C’est donc avec plaisir et intérêt que je prends part à l’ouverture de vos travaux. Nous avons d’ailleurs, et je ne sais pas qui a commencé, la même procédure en France. Cet après-midi, ce qui explique que je partirais après notre session, j’ouvrirais la Semaine des ambassadeurs. Il y a un immense changement car auparavant cela s’appelait la Conférence des ambassadeurs et maintenant c’est la semaine des ambassadeurs. Je pense que c’est une très bonne idée de réunir périodiquement ceux et celles qui bâtissent la politique étrangère de leur pays.

Je suis venu à Prague plusieurs fois, puisque j’ai comme souvenir les rencontres entre Václav Havel et François Mitterrand. Finalement la politique étrangère c’est, quand on y réfléchit, géographie plus histoire.

Au-delà des symboles, je veux souligner la qualité de la relation entre nos deux pays.
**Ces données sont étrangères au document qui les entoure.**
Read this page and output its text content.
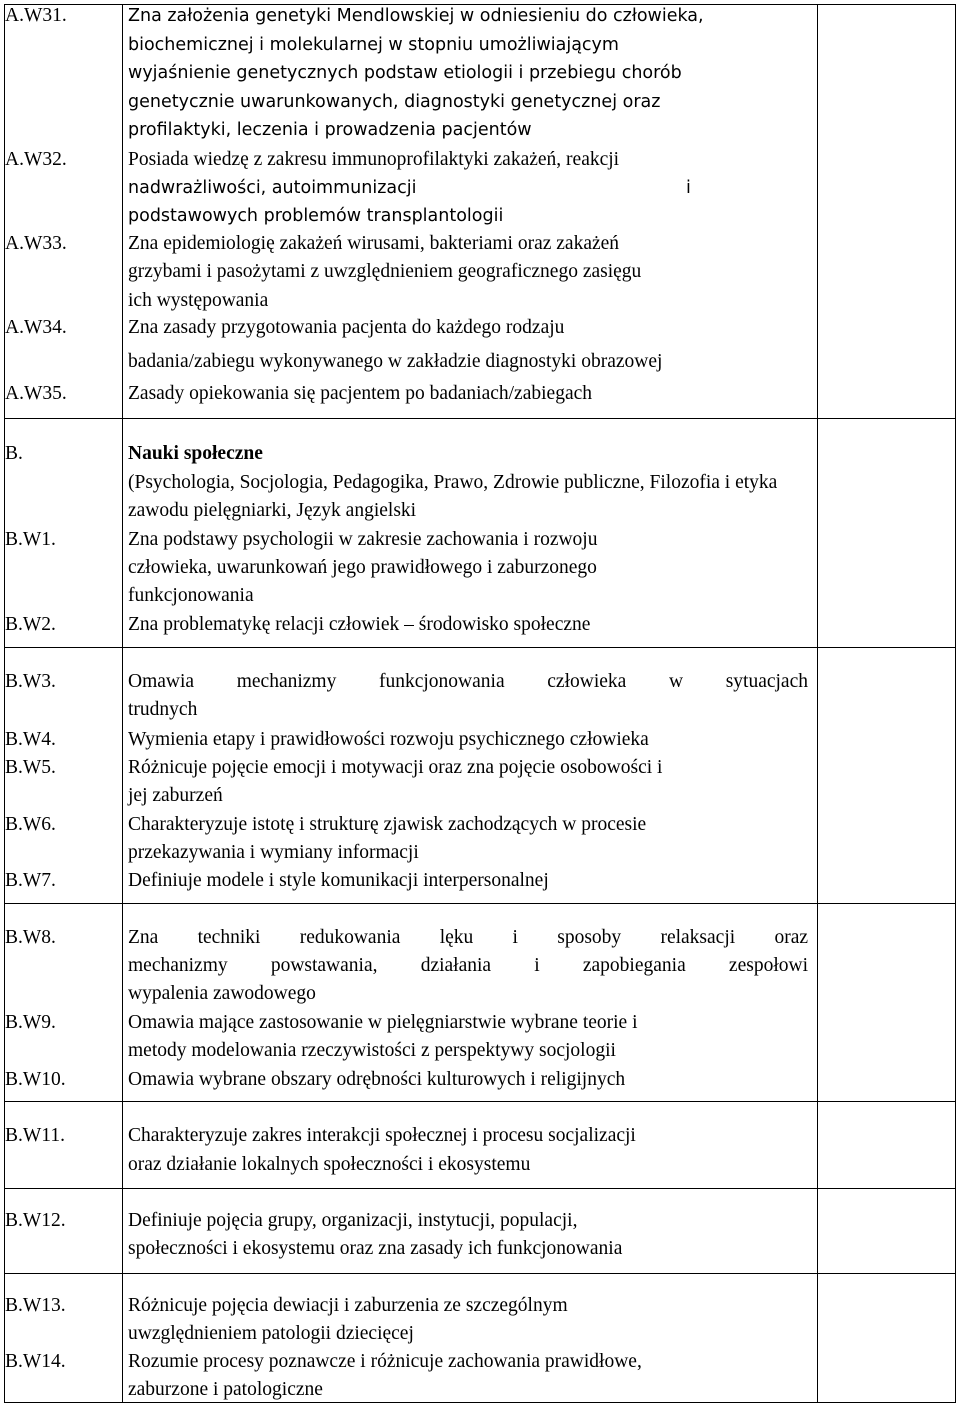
A.W31.
A.W32.
A.W33.
A.W34.
A.W35.
B.
B.W1.
B.W2.
B.W3.
B.W4.
B.W5.
B.W6.
B.W7.
B.W8.
B.W9.
B.W10.
B.W11.
B.W12.
B.W13.
B.W14.
Zna założenia genetyki Mendlowskiej w odniesieniu do człowieka,
biochemicznej i molekularnej w stopniu umożliwiającym
wyjaśnienie genetycznych podstaw etiologii i przebiegu chorób
genetycznie uwarunkowanych, diagnostyki genetycznej oraz
profilaktyki, leczenia i prowadzenia pacjentów
Posiada wiedzę z zakresu immunoprofilaktyki zakażeń, reakcji
nadwrażliwości, autoimmunizacji	i
podstawowych problemów transplantologii
Zna epidemiologię zakażeń wirusami, bakteriami oraz zakażeń
grzybami i pasożytami z uwzględnieniem geograficznego zasięgu
ich występowania
Zna zasady przygotowania pacjenta do każdego rodzaju
badania/zabiegu wykonywanego w zakładzie diagnostyki obrazowej
Zasady opiekowania się pacjentem po badaniach/zabiegach
Nauki społeczne
(Psychologia, Socjologia, Pedagogika, Prawo, Zdrowie publiczne, Filozofia i etyka
zawodu pielęgniarki, Język angielski
Zna podstawy psychologii w zakresie zachowania i rozwoju
człowieka, uwarunkowań jego prawidłowego i zaburzonego
funkcjonowania
Zna problematykę relacji człowiek – środowisko społeczne
Omawia mechanizmy funkcjonowania człowieka w sytuacjach
trudnych
Wymienia etapy i prawidłowości rozwoju psychicznego człowieka
Różnicuje pojęcie emocji i motywacji oraz zna pojęcie osobowości i
jej zaburzeń
Charakteryzuje istotę i strukturę zjawisk zachodzących w procesie
przekazywania i wymiany informacji
Definiuje modele i style komunikacji interpersonalnej
Zna techniki redukowania lęku i sposoby relaksacji oraz
mechanizmy powstawania, działania i zapobiegania zespołowi
wypalenia zawodowego
Omawia mające zastosowanie w pielęgniarstwie wybrane teorie i
metody modelowania rzeczywistości z perspektywy socjologii
Omawia wybrane obszary odrębności kulturowych i religijnych
Charakteryzuje zakres interakcji społecznej i procesu socjalizacji
oraz działanie lokalnych społeczności i ekosystemu
Definiuje pojęcia grupy, organizacji, instytucji, populacji,
społeczności i ekosystemu oraz zna zasady ich funkcjonowania
Różnicuje pojęcia dewiacji i zaburzenia ze szczególnym
uwzględnieniem patologii dziecięcej
Rozumie procesy poznawcze i różnicuje zachowania prawidłowe,
zaburzone i patologiczne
Ce qui explique que nous avons eu l’honneur d’accueillir vos grands dirigeants dans les mois qui se sont écoulés, nous avons eu le président Zeman et le Premier ministre Sobotka qui sont venus en France. Vous avez eu le Premier ministre Manuel Valls à Prague pour la signature du plan d’action 2014-2018 de notre Partenariat stratégique. Et j’ai eu le plaisir, Cher Lubomír, de t’accueillir très récemment à Paris mais nous nous voyons très souvent à Bruxelles et je dois répéter ce que j’ai dit au Premier ministre c’est que nous sommes vingt-huit pays européens, les conversations sont souvent assez longues et j’apprécie Lubomír pour deux raisons. La première c’est que, en général, nous sommes d’accord et la deuxième c’est que, comme moi, il s’exprime brièvement.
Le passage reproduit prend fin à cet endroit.